Je mesure l’ambition et les difficultés de notre tâche. Mais je vois aussi les atouts de notre réussite.

D’abord, les Français eux-mêmes. Je me souviens de ce chef d’entreprise, au bord de la faillite, m’expliquant qu’aucun de ses salariés n’avait manqué à son appel lorsqu’il avait fallu se retrousser les manches.

Je me rappelle de ce professeur de collège, disant à une jeune fille qui portait le voile : « Ici, on ne cache pas son visage, car dans l’école de la République chacun doit pouvoir se regarder sans se défier ni se juger ». Et je revois ce sous-officier français m’expliquer, qu’il y a quelques années, la première tâche de sa compagnie avait consisté à reconstruire la maternité détruite dans un village de Somalie constamment bombardé. Voilà les Français, avec leurs élans, leur engagement et leur cœur !

Et puis, il y a la République. Elle fait de chacun d’entre nous le compagnon de l’autre. La République, en France, vient de loin. Elle est née de siècles de combat pour faire triompher l’intérêt général, la liberté de conscience et l’égalité face à la dure résistance des privilèges et des corporatismes. La République, c’est une action continue, permanente. C’est une volonté politique, une révolte face aux facilités, aux injustices, aux échecs. La République n’est que mouvement : si elle tombe, elle se relève, tel Gavroche sur sa barricade. Elle se relève toujours et c’est la faute à Voltaire, la faute à Rousseau ; c’est aussi pour nous la faute à Victor Hugo, à Clemenceau, à Gambetta, à de Gaulle, aux héros de vingt ans de la Résistance et de la France libre !
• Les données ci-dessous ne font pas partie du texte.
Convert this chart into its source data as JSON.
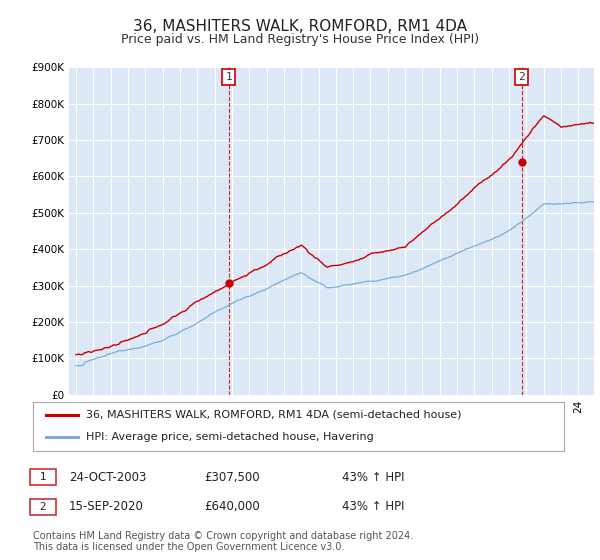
{
  "title": "36, MASHITERS WALK, ROMFORD, RM1 4DA",
  "subtitle": "Price paid vs. HM Land Registry's House Price Index (HPI)",
  "ylim": [
    0,
    900000
  ],
  "yticks": [
    0,
    100000,
    200000,
    300000,
    400000,
    500000,
    600000,
    700000,
    800000,
    900000
  ],
  "ytick_labels": [
    "£0",
    "£100K",
    "£200K",
    "£300K",
    "£400K",
    "£500K",
    "£600K",
    "£700K",
    "£800K",
    "£900K"
  ],
  "background_color": "#ffffff",
  "plot_bg_color": "#dce8f5",
  "grid_color": "#ffffff",
  "red_line_color": "#cc0000",
  "blue_line_color": "#7aaddb",
  "purchase1_year": 2003.82,
  "purchase1_price": 307500,
  "purchase1_label": "1",
  "purchase2_year": 2020.72,
  "purchase2_price": 640000,
  "purchase2_label": "2",
  "legend_red_label": "36, MASHITERS WALK, ROMFORD, RM1 4DA (semi-detached house)",
  "legend_blue_label": "HPI: Average price, semi-detached house, Havering",
  "annotation1_date": "24-OCT-2003",
  "annotation1_price": "£307,500",
  "annotation1_hpi": "43% ↑ HPI",
  "annotation2_date": "15-SEP-2020",
  "annotation2_price": "£640,000",
  "annotation2_hpi": "43% ↑ HPI",
  "footer": "Contains HM Land Registry data © Crown copyright and database right 2024.\nThis data is licensed under the Open Government Licence v3.0.",
  "title_fontsize": 11,
  "subtitle_fontsize": 9,
  "tick_fontsize": 7.5,
  "legend_fontsize": 8,
  "annotation_fontsize": 8.5,
  "footer_fontsize": 7
}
« Vivre, ce n’est pas se résigner ! », écrivait Camus. Sans cesse dans son histoire, la France a cru au mouvement. Elle n’a jamais fait bon ménage avec le statu quo et les arrangements à la petite semaine, ce que le général de Gaulle qualifiait en son temps de « petite soupe sur son petit feu, dans sa petite marmite ». À ce nihilisme, nous avons opposé un sens aigu du progrès. Cette idée du progrès rassemble les Français. Les belles heures de notre histoire témoignent de cette soudaine unité dans l’action.

Bien entendu, le progrès réclame des choix, des sacrifices parfois. Il commande d’établir des priorités. Il compromet les rentes. Parce que le progrès accélère l’histoire, déjoue les scénarios écrits à l’avance, dénoue les situations que l’on disait compromises.

La France est fière et audacieuse. Nous lui avons proposé une rupture constructive : elle s’y est reconnue. Nous avons sollicité d’elle un mandat pour agir : elle nous l’a donné. Il y a dans le pays un souffle de confiance. Le Président de la République en est l’initiateur. J’en suis, devant vous, le dépositaire.

Cette confiance, au titre de l’article 49, alinéa premier, de la Constitution, le Gouvernement vous la demande.